Rare bid to repeal war resolution advanced by U.S. Senate committee

By Patricia Zengerle

WASHINGTON (Reuters) – The U.S. Senate Foreign Relations Committee backed legislation on Wednesday that would repeal congressional authorizations for past wars with Iraq, a significant step in lawmakers’ effort to wrest back the power to declare war from the White House.

The 20-member panel backed the measure by voice vote with support from members of both parties, although at least seven Republicans asked to be recorded as “no” votes.
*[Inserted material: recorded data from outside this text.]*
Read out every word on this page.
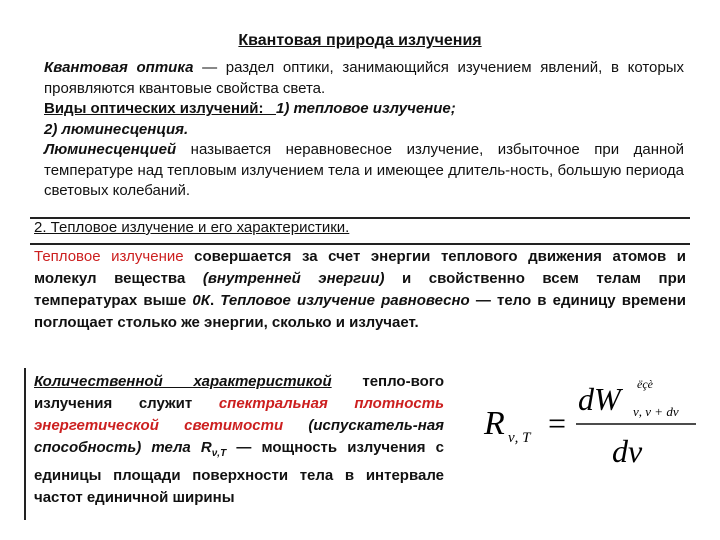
Квантовая природа излучения

Квантовая оптика — раздел оптики, занимающийся изучением явлений, в которых проявляются квантовые свойства света.

Виды оптических излучений: 1) тепловое излучение;

2) люминесценция.

Люминесценцией называется неравновесное излучение, избыточное при данной температуре над тепловым излучением тела и имеющее длитель-ность, большую периода световых колебаний.

2. Тепловое излучение и его характеристики.

Тепловое излучение совершается за счет энергии теплового движения атомов и молекул вещества (внутренней энергии) и свойственно всем телам при температурах выше 0К. Тепловое излучение равновесно — тело в единицу времени поглощает столько же энергии, сколько и излучает.

Количественной характеристикой тепло-вого излучения служит спектральная плотность энергетической светимости (испускатель-ная способность) тела $R_{\nu,T}$ — мощность излучения с единицы площади поверхности тела в интервале частот единичной ширины

R ν, T =
dW ёçè
ν, ν + dν
dν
The committee’s action sent the joint resolution to the full Senate, where it is strongly supported by Democrats and backers say it is expected to garner enough Republican support to win the 60 votes needed for passage.

Senate Democratic Majority Leader Chuck Schumer said he planned a vote this year. “The Iraq War has been over for nearly a decade. An authorization passed in 2002 is no longer necessary in 2021,” Schumer said as he opened the Senate on Wednesday.

The legislation would repeal Authorizations for the Use of Military Force (AUMFs) passed in 1991 and 2002 for wars against Iraq under Saddam Hussein. Proponents of repeal argued that Iraq’s current government should be treated as a U.S. partner, not an enemy.

The House of Representatives backed repeal in June.

President Joe Biden’s administration supports the repeal, which is moving through Congress as opinion polls show Americans are weary of years of “forever wars” in Iraq, Afghanistan and elsewhere against militant groups.

Opponents said repeal would send a message of weakness in a volatile region. “I really believe that it would be a bad message to send… that we’re backing away from this,” said Senator Jim Risch, the top Foreign Relations Republican.

Democratic Senator Tim Kaine, a leader of the repeal effort, listed 10 reasons to vote yes. Among others, he called repeal a step toward Congress taking seriously “its most solemn responsibility” to send troops into combat, and prevent serious abuses in the future.